I was asked if I will be able to create little demo for my company in UE4. Here’s what i have to do:
They gave me 5 360 degree photos. I believe those are cubemap photos (6 faces of original photo in one line in one wide image). My task is to recreate this photos in unreal engine and display them (one at the time. Mouse click switch photo to next one.) on GearVr. I know it can be done by creating skybox from cubemap but will it work on gearVr? I mean will it be displayed correctly? What I want to achieve is to be in centre of big sphere build from photo and be able to turn my head and watch whats behind me.
I cant check it right now because i’m far away from my workstation and i have to send response if I will make it or not. Skybox with camera in origin (0,0,0) is my idea but maybe you can give me better answer.

I’m actually working on a really similar project. I’ve just started on it but if you have really strict quality requirements you might have to find workarounds to increase the visual quality of your cubemaps. If you’re alright with a little bit of blur I’d recommend doing what this guy did with a hollow cube. Let me know if you end up finding any cool tricks to increase your visual fidelity, the only one that I’ve found so far is disabling mipmapping on the cube mapped texture.

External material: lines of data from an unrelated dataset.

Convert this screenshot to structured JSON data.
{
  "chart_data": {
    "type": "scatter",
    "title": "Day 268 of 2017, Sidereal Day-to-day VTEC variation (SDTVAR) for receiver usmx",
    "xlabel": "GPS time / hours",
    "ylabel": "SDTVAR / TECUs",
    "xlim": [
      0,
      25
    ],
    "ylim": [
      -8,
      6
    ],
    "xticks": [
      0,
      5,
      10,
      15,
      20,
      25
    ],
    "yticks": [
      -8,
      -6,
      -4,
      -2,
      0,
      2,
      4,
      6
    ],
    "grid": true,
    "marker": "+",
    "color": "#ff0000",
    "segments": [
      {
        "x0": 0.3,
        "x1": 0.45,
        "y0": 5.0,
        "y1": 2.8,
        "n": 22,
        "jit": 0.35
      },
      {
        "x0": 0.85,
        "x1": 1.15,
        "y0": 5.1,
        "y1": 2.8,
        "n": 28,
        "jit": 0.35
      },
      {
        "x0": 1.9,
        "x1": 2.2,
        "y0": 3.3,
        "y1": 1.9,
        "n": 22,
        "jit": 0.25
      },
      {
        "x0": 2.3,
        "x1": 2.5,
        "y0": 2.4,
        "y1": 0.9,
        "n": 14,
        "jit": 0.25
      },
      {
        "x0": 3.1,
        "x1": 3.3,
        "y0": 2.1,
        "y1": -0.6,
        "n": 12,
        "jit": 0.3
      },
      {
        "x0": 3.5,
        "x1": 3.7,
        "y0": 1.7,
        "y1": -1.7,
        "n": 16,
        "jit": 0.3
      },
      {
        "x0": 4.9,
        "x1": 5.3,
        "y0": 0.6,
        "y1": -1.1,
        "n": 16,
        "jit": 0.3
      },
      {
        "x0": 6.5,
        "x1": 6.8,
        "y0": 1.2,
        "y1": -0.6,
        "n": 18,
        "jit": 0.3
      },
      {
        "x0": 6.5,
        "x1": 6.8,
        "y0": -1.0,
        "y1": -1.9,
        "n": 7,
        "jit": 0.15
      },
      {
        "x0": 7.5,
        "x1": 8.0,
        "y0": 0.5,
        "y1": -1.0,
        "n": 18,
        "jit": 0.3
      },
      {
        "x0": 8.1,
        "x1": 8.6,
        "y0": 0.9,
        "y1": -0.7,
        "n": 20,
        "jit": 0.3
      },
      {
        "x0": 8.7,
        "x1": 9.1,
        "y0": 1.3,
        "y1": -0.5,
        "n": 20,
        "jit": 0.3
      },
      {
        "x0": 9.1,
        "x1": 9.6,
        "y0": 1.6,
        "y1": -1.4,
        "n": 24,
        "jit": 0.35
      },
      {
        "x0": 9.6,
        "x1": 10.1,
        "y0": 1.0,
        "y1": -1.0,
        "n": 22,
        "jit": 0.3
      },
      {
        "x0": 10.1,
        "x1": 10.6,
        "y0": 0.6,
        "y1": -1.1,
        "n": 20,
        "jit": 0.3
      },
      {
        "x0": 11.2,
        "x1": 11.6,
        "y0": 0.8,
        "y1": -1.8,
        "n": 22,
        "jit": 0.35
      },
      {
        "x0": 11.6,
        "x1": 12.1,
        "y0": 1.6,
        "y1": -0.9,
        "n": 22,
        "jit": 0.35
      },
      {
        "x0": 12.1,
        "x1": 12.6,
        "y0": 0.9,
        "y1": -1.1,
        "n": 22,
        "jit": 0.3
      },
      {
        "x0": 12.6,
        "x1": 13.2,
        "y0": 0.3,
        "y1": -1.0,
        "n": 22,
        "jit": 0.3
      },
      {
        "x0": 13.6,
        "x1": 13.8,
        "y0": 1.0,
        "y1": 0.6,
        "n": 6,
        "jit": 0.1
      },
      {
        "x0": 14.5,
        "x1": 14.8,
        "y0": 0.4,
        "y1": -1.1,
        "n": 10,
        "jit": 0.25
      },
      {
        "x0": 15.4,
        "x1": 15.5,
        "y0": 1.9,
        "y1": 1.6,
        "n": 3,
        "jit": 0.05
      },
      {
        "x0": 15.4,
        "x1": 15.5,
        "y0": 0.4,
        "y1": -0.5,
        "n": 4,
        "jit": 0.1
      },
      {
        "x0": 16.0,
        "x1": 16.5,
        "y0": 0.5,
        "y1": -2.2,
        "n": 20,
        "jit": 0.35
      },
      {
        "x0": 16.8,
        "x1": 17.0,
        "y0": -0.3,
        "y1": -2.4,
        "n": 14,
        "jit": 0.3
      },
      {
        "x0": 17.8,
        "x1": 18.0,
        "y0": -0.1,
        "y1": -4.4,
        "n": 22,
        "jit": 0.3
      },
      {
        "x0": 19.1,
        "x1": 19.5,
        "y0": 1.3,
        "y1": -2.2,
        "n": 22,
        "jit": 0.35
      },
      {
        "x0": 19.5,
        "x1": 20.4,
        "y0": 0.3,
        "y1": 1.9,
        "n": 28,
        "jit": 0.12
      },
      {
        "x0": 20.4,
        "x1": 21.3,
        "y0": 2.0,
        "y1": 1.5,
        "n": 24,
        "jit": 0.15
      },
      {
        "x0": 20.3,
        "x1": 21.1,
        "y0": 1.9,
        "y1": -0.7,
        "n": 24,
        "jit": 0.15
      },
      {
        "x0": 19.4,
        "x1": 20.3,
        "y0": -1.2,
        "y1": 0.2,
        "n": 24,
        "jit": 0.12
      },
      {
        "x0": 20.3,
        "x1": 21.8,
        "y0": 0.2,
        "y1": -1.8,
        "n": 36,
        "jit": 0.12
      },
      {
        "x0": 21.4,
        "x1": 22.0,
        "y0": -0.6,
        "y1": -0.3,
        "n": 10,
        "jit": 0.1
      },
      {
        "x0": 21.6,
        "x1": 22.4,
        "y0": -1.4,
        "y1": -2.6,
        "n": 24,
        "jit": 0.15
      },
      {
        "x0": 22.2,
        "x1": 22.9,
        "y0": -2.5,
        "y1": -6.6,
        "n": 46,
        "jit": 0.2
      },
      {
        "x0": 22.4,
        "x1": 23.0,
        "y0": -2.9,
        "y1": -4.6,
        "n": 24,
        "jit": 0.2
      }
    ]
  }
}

Hi, did you find any mean to increase the quality? disabling mipmapping causes quite a lot of flickering and the quality is still lower than the peak quality of the native 360 photos app on the Gear VR

Unfortunately I haven’t found a way to increase the quality. I’ve moved more towards Unity recently (though it has the same quality problems) so I haven’t been hammering away at the problem.

I haven’t started with it yet but my next step is to check out Otoy’s OctaneRenderer. This apart from being a really cool experience on the GearVR is a good example of the levels of interactivity that you can have with an Otoy experience. If that’s enough for you or pretty close to what you’re looking for that could be a good direction for you to go in.

I could definitely see both Unity and Unreal including support for rendering certain objects to a full or higher quality eye buffer in the near future but for now Octane seems to be the only alternative.